Leaders of two technology powerhouses are leaving the Walt Disney Co.’s board as their companies increasingly compete with the media giant for the attention of online viewers.
Facebook Chief Operating Officer Sheryl Sandberg and Twitter Chief Executive Jack Dorsey aren’t up for re-election when the company holds its annual shareholder meeting March 8, in Houston, Texas, according to a regulatory filing.
“Given our evolving business and the businesses Ms. Sandberg and Mr. Dorsey are in, it has become increasingly difficult for them to avoid conflicts relating to Board matters, and they are not standing for re-election,” a Disney spokesperson said.
Disney plans to launch an ESPN-branded streaming service later this year, and a Disney-branded entertainment offering in 2019. Facebook, meanwhile, is investing heavily in programming for Facebook Watch, striking deals including one with ABC’s Scandal star, Kerry Washington, who’s launching an original series this year on the social media platform, and a live weekly show from WWE called the Mixed Match Challenge, a 12-episode series is pitting male and female stars from its Raw and SmackDown Live.
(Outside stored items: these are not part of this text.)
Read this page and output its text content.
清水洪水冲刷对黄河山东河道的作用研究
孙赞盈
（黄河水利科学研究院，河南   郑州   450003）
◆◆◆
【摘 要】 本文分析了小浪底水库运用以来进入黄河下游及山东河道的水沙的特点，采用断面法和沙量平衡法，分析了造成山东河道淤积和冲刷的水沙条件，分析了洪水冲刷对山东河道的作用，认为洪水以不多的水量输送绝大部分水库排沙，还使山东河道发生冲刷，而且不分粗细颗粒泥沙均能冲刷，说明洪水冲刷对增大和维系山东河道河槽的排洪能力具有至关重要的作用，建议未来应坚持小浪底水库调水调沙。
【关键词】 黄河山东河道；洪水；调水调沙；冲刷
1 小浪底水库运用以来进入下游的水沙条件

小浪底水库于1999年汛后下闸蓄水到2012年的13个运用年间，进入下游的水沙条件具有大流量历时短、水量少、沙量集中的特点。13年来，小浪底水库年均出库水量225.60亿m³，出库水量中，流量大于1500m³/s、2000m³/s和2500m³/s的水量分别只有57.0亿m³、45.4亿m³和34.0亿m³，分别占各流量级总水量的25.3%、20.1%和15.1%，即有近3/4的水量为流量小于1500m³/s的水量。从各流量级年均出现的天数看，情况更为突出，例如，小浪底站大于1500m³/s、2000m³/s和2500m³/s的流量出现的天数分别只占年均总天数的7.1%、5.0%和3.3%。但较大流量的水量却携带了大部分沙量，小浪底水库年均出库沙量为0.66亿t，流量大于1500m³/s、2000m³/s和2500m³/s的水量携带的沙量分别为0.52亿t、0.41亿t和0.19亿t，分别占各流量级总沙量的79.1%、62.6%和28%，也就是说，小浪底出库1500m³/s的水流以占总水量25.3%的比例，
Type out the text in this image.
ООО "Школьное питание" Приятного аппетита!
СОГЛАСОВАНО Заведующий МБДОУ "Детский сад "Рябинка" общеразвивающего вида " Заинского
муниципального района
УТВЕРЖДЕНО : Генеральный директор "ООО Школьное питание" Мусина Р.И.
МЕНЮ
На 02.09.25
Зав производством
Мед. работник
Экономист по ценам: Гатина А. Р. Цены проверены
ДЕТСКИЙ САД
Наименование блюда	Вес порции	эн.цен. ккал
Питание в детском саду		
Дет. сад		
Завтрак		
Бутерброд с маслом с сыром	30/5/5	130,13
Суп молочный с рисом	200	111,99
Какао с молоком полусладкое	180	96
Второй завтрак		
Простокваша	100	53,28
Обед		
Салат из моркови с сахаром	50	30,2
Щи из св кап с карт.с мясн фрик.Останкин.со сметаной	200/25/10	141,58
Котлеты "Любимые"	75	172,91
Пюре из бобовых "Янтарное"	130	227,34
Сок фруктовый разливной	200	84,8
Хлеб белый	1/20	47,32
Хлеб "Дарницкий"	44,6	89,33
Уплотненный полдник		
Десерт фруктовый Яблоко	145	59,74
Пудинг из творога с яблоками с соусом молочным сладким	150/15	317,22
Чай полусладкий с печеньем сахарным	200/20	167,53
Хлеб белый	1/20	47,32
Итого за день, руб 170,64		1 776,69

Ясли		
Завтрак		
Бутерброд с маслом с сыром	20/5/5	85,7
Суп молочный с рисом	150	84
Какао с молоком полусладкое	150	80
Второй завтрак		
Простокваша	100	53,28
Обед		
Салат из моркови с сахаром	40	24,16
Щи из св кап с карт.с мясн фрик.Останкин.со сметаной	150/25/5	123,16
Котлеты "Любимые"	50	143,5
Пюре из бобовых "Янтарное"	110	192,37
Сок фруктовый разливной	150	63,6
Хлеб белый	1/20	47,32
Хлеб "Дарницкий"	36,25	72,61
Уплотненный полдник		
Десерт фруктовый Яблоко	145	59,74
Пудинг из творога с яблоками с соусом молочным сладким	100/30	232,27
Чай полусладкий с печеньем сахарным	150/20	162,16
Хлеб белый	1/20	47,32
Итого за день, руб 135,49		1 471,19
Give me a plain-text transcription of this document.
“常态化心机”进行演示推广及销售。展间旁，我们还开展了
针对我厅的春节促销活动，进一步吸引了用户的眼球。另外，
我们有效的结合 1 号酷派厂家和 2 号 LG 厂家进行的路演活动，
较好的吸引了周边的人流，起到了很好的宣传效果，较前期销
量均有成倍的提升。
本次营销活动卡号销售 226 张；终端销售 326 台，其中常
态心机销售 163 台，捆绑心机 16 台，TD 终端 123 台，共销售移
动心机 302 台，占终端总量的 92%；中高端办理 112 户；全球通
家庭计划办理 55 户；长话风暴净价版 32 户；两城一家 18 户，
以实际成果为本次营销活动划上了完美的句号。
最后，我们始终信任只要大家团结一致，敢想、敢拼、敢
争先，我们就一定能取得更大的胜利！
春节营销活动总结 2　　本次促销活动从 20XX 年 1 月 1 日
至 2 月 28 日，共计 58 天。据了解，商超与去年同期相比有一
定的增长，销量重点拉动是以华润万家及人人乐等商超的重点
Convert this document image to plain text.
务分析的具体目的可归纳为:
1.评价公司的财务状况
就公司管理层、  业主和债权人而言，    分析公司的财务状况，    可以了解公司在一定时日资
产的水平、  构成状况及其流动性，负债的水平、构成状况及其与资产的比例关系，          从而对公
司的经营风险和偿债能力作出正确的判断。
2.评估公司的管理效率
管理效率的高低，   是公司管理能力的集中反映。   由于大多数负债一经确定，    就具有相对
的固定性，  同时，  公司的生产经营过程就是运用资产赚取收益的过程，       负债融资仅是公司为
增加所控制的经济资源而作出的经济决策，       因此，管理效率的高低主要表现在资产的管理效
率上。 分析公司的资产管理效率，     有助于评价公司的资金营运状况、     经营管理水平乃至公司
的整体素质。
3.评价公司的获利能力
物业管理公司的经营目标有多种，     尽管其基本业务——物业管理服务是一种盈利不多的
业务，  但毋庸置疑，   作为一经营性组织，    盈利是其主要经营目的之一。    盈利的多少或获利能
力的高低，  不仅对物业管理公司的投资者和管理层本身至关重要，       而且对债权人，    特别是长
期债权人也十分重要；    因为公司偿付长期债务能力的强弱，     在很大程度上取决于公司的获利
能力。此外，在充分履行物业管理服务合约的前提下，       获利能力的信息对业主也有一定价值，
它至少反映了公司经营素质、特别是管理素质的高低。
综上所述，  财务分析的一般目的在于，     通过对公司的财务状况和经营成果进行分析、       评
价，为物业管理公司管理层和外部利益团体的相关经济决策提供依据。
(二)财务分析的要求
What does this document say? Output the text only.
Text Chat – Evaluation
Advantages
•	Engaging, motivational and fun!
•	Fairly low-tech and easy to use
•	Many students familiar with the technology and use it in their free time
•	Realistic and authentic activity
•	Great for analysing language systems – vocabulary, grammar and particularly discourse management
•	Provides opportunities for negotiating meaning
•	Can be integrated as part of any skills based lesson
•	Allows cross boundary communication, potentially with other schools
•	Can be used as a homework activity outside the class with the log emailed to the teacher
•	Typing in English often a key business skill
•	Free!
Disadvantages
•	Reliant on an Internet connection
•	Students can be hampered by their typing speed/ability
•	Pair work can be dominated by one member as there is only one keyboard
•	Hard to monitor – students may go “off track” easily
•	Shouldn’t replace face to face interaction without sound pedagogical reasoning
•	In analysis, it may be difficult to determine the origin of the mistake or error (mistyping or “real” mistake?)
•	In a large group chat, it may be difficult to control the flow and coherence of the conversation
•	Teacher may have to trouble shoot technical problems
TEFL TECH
Twitter has expanded into live-streamed video content through partnerships with Major League Baseball, BuzzFeed and others.
Board members Robert Matschullat, former Seagram Co. executive, also will be departing the board because he has served for 15 years, the maximum tenure, and Orin C. Smith will depart because he has reached the retirement age of 74, Disney said. The board will take up the matter of filling Smith’s role as independent lead director when it meets after the annual meeting.
Disney previously announced that Safra Catz, Oracle Corp.’s co-chief executive, and Illumina Inc. CEO Francis deSouza, would join its board of directors. The elections are effective as of Feb. 1.
Disney also disclosed executive compensation in its proxy filing.
Chairman and CEO Bob Iger’s total compensation fell 17% from the prior year. He received $36.3 million in total compensation for the year ended Sept. 30, 2017, down from $43.9 million a year ago.